• [Critique] Sénéchal

    [Critique] Sénéchal

     La fantasy. Quelle jungle que ce genre aujourd'hui après la flambée de popularité des dernières années !
    Sortir un roman de fantasy aujourd'hui demande un certain courage à son éditeur puisqu'il s'agit d'arriver à se distinguer dans la flopée de titres qui arrive sur les étals. Si, de surcroît, le livre en question est un premier roman d'un auteur inconnu et français...le challenge peut vite s'avérer de taille. C'est le cas des éditions Mnémos qui, une fois n'est pas coutume, relèvent le défi et sortent Sénéchal de Grégory Da Rosa. Outre un livre-objet tout à fait séduisant avec sa couverture élégante, Sénéchal a pour lui une flatteuse réputation répandue par les premiers libraires et critiques qui l'ont eu entre les mains. La quatrième de couverture ne cachant pas l'amour du jeune auteur pour Game of Thrones et l'oeuvre de Jaworski (marketing quand tu nous tiens...), on rentre avec beaucoup d'appréhension dans ce Sénéchal qui pourrait bien n'être qu'une énième variation déjà-vue d'un genre quelque peu encombrée...

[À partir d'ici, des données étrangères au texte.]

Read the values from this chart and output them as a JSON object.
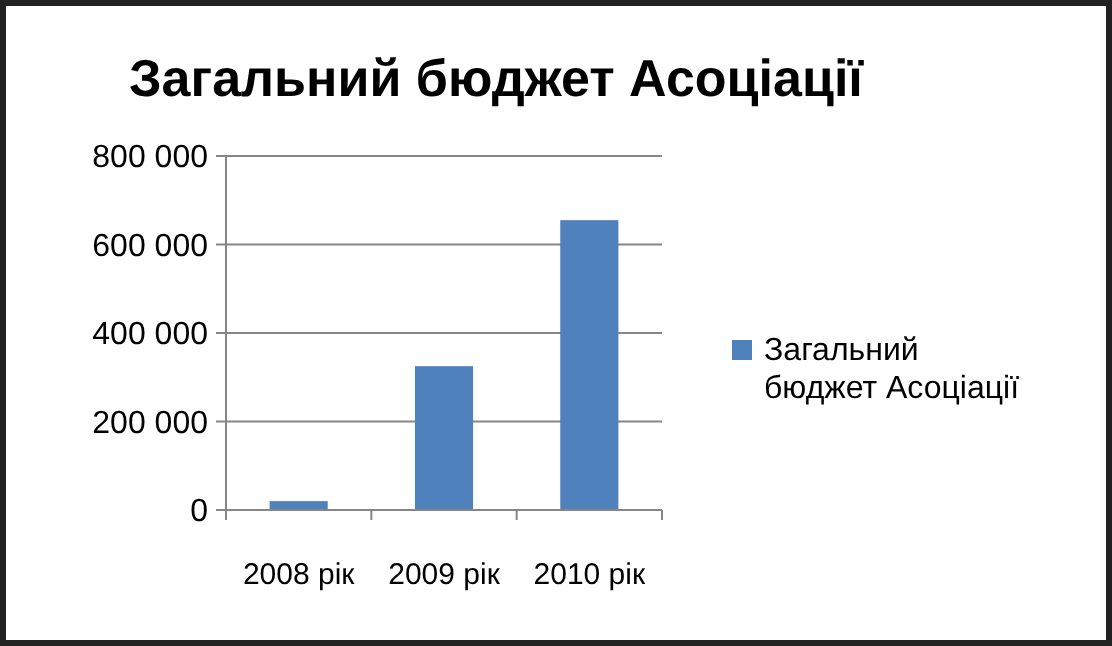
{
  "chart_data": {
    "type": "bar",
    "title": "Загальний бюджет Асоціації",
    "categories": [
      "2008 рік",
      "2009 рік",
      "2010 рік"
    ],
    "series": [
      {
        "name": "Загальний бюджет Асоціації",
        "color": "#4f81bd",
        "values": [
          20000,
          325000,
          655000
        ]
      }
    ],
    "ylim": [
      0,
      800000
    ],
    "yticks": [
      {
        "value": 0,
        "label": "0"
      },
      {
        "value": 200000,
        "label": "200 000"
      },
      {
        "value": 400000,
        "label": "400 000"
      },
      {
        "value": 600000,
        "label": "600 000"
      },
      {
        "value": 800000,
        "label": "800 000"
      }
    ],
    "grid": "y",
    "legend": "right"
  }
}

    Simili-journal intime, la structure de Sénéchal se divise en trois jours eux-mêmes découpés en plusieurs périodes. Grégory Da Rosa resserre donc le temps de son histoire...mais aussi le lieu puisque l'intégralité de l'aventure prend place dans une ville assiégée, Lysimaque, capitale du royaume de Méronne. Cette unité de lieu et de temps (ou quasiment) permet deux choses à Grégory : se concentrer sur ses personnages d'une part et sur le background de son univers d'autre part. Méronne est en guerre, le souverain de Castlewing, le roi Lysander, assiège la capitale et tente de faire chuter son roi, Edouard le Sanguin. Déclaré hérétique par Castlewing et Demosthène, le séraphin, Edouard se trouve fort démuni derrière les remparts de sa ville. Il doit s'en remettre à ses plus proches conseillers et notamment son vieil ami, le Sénéchal Philippe Gardeval, narrateur du présent roman. L'auteur français prend donc d'abord son temps pour installer son univers mais aussi, et surtout, ses personnages ainsi que les enjeux politiques de la situation de Lysimaque.

    L'évidence pour Sénéchal, c'est le langage. Il saute aux yeux du lecteur, tentant de se situer quelque part entre Jaworski et Platteau, use et abuse (parfois) de termes archaïques et d'expressions désuètes, Grégory prenant visiblement un plaisir certain à changer de registre de langage si nécessaire (les tirades d'un certain Roufos). L'entreprise est délicate et l'on ne niera pas que le français se prend parfois les pieds dans le tapis, mais passés les erreurs de jeunesse, on est rapidement charmé par ce singulier vocabulaire qui nous emmène ailleurs...dans le royaume de Méronne justement. Comme on l'a dit précédemment, Grégory Da Rosa installe son intrigue avec une longue phase d'exposition qui semblera un poil poussive par sa volonté démonstrative. On y sent toute l'envie de Da Rosa de nous exposer son univers mais certainement trop rapidement en multipliant les termes inconnus, les contrées lointaines, les peuples et enjeux mystérieux. A ce stade, on aurait pu croire que Sénéchal allait tomber dans la catégorie des romans qui veulent bien faire mais en font trop. Heureusement, la suite estompe peu à peu ce défaut et fait briller les qualités d'écriture de son auteur.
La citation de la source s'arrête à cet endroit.